Domingo, 08 de março de 2026
Por Redação do Jornal O Sul | 7 de março de 2026
A Rússia está fornecendo ao Irã informações sobre alvos americanos no Oriente Médio para Teerã realizar seus ataques retaliatórios, à medida que os Estados Unidos ampliam sua ofensiva contra a República Islâmica e a guerra escala na região. A informação, revelada pelo jornal americano Washington Post na sexta-feira, indica que outro grande adversário dos EUA está participando — mesmo que indiretamente — da guerra.
Horas depois do início dos ataques contra o Irã, no dia 28, a Chancelaria russa condenou o conflito e o classificou como “ato de agressão armada pré-planejado e não provocado” contra um Estado soberano. Um dia depois, chamou a morte do aiatolá Ali Khamenei de “assassinato cínico”.
Desde o início da guerra, a Rússia tem repassado ao Irã a localização de ativos militares dos EUA, incluindo navios de guerra e aeronaves, segundo o Post, que citou três autoridades, que falaram sob condição de anonimato, familiarizadas com o plano.
“Parece ser um esforço bastante abrangente”, afirmou uma das fontes, acrescentado que a própria capacidade das Forças Armadas iranianas de localizar os alvos americanas foi prejudicada em menos de uma semana de combates.
No último domingo, seis soldados americanos foram mortos e vários outros ficaram feridos em um ataque de drones iranianos contra uma base dos EUA no Kuwait. Após os ataques iniciais, o Irã retaliou, disparando milhares de drones e centenas de mísseis contra posições militares americanas, inclusive embaixadas.
Segundo analistas, o compartilhamento de informações entre Moscou e Teerã justifica o padrão de ataques retaliatórios do Irã contra as forças americanas, incluindo infraestrutura de comando e controle, radares e estruturas temporárias, como aconteceu no Kuwait. A estação da CIA na embaixada dos EUA, em Riad, capital da Arábia Saudita, também foi alvo de ataques nos últimos dias.
“O regime iraniano está sendo completamente esmagado.
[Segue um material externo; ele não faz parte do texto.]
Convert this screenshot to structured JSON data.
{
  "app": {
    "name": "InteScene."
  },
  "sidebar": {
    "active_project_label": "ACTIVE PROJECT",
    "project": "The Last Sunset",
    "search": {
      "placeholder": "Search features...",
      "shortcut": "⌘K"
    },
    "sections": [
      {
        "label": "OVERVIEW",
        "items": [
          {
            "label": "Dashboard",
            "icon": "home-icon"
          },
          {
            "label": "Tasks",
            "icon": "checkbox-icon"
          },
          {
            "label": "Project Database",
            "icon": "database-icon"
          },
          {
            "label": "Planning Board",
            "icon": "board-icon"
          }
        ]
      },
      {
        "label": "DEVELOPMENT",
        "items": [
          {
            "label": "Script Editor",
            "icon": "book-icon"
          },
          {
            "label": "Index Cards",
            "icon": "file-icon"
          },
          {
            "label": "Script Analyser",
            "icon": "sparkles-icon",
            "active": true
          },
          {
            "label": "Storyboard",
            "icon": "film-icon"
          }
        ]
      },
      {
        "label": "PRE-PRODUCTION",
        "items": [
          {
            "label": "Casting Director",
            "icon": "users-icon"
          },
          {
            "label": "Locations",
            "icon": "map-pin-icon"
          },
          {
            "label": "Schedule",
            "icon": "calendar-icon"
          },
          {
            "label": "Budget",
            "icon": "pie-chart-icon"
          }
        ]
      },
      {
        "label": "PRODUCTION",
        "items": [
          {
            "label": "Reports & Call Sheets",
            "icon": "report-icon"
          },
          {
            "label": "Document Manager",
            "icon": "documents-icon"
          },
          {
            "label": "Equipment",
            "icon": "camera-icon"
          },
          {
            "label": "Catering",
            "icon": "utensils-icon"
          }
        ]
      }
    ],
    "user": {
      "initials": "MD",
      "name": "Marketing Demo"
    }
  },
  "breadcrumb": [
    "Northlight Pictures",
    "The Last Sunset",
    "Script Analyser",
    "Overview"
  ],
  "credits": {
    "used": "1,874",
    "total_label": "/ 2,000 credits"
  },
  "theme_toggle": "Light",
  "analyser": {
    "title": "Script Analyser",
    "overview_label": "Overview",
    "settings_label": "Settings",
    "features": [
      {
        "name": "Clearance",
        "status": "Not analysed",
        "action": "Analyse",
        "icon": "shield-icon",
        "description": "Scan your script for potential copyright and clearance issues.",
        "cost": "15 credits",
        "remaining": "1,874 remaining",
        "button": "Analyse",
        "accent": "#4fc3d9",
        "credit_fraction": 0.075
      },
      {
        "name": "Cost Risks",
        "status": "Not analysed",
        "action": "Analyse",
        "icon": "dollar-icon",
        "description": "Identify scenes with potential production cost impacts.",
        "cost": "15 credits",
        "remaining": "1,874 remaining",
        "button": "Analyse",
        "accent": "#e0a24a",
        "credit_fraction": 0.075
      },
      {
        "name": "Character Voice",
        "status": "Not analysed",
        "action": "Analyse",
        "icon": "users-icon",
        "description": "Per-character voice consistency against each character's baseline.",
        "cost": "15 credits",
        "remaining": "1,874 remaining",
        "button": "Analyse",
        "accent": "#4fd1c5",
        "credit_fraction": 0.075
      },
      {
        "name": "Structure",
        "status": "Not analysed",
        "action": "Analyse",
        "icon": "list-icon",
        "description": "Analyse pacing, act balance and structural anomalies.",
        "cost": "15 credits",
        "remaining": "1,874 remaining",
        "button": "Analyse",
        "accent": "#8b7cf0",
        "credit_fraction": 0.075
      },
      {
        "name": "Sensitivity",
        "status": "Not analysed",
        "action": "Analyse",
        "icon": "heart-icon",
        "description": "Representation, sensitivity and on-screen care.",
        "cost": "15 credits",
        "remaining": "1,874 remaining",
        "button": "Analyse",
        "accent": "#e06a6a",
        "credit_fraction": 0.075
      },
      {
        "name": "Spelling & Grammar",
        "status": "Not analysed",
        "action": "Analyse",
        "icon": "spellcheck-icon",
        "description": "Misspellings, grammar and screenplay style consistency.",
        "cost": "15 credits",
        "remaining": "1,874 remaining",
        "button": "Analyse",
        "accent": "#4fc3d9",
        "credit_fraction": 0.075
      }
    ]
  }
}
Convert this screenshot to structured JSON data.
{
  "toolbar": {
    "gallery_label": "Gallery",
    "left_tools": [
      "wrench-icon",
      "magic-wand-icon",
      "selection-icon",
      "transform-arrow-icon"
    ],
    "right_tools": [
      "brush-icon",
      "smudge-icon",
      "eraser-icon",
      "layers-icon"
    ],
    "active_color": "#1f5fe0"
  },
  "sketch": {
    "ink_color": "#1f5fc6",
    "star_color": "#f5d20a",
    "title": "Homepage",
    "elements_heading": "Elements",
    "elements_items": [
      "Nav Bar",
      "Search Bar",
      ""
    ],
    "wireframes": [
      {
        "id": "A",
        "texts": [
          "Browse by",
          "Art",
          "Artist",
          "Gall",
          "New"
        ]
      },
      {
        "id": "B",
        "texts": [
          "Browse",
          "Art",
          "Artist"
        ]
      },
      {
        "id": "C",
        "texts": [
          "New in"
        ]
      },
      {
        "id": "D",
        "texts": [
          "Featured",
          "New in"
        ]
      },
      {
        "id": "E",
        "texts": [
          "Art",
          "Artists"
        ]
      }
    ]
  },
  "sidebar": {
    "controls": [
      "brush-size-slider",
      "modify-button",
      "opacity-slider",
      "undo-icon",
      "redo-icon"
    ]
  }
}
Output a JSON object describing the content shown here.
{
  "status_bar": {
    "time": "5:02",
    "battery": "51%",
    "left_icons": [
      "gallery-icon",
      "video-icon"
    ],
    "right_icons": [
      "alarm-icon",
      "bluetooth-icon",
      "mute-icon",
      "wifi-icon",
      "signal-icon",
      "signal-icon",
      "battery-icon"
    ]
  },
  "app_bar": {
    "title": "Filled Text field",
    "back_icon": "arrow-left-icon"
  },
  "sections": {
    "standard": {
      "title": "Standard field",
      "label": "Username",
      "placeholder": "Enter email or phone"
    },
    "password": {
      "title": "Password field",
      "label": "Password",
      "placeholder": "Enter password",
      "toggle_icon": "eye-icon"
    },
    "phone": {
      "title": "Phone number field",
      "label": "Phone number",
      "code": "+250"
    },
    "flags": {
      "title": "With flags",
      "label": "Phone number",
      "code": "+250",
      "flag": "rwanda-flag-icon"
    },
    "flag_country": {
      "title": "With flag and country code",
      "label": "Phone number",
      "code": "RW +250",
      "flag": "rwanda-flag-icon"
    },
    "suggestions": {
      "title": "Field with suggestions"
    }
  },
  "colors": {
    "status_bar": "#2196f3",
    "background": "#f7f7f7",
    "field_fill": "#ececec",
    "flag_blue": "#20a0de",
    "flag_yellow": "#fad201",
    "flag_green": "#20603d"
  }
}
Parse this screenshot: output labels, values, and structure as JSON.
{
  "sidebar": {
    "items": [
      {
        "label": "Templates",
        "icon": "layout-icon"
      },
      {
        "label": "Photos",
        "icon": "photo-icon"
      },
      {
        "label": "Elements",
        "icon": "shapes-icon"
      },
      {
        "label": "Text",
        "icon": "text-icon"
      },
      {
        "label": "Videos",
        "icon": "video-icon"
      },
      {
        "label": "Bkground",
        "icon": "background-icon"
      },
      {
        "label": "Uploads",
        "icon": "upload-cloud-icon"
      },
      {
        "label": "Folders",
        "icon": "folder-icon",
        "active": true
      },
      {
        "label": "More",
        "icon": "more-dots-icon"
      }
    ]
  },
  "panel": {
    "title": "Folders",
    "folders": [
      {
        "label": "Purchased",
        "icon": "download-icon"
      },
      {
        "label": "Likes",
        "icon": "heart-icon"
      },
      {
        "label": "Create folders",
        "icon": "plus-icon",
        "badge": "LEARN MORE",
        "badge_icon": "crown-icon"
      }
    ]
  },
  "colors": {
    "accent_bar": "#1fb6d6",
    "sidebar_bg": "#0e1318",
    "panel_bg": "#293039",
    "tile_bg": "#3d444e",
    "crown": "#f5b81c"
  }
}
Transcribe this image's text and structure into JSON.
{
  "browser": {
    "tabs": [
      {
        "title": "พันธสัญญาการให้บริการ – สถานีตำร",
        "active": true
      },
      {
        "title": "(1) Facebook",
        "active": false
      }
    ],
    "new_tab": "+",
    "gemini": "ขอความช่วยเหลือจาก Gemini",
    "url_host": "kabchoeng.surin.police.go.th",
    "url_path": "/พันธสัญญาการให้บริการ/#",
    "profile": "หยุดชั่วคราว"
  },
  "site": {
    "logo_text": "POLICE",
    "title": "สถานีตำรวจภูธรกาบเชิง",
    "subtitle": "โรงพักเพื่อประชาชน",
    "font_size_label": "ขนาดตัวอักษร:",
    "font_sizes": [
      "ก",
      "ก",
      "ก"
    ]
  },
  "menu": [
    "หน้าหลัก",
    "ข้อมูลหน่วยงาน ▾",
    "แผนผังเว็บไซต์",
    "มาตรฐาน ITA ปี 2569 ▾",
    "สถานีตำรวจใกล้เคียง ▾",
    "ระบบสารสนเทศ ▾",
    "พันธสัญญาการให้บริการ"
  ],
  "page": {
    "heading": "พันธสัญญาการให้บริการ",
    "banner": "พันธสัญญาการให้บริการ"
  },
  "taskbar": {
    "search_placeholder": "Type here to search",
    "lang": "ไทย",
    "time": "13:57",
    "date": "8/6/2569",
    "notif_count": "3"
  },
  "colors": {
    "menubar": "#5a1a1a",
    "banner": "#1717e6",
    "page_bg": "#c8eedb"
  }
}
Sua capacidade de retaliação com mísseis balísticos está diminuindo a cada dia, sua Marinha está sendo dizimada, sua capacidade produtiva está sendo demolida e seus aliados mal oferecem resistência”, disse Anna Kelly, porta-voz da Casa Branca, sem comentar sobre qualquer ajuda russa ao Irã.
Questionado esta semana sobre sua mensagem para a Rússia e a China, que estão entre os apoiadores mais poderosos do Irã, o secretário de Defesa dos EUA, Pete Hegseth, disse que não tinha nenhuma e que “eles não são realmente um fator aqui”.
Ao Post, Nicole Grajewski, que estuda a cooperação do Irã com a Rússia no Centro Belfer da Escola Kennedy de Harvard, afirmou que houve um alto nível de “sofisticação” nos ataques retaliatórios iranianos, tanto em relação aos alvos escolhidos por Teerã quanto à sua capacidade, em alguns casos, de sobrepujar as defesas dos EUA e de seus aliados.
“Eles estão conseguindo ultrapassar as defesas aéreas”, disse ela, observando que a qualidade dos ataques do Irã parecia ter melhorado até mesmo em comparação com a guerra de 12 dias com Israel, em junho do ano passado.
A assistência da Rússia reorganiza a forma como vários países têm se envolvido em guerras desde a invasão russa na Ucrânia em 2022. Ao longo desse conflito, adversários dos EUA, incluindo Irã, China e Coreia do Norte, forneceram à Rússia ajuda militar direta ou apoio material para a vasta indústria de defesa de Moscou.
O Irã tem sido um dos principais apoiadores da Rússia durante a guerra na Ucrânia, compartilhando a tecnologia para produzir drones de ataque unidirecionais baratos, que foram repetidamente usados para sobrecarregar as defesas aéreas de Kiev e esgotar os estoques ocidentais de interceptores doados para proteger as cidades ucranianas.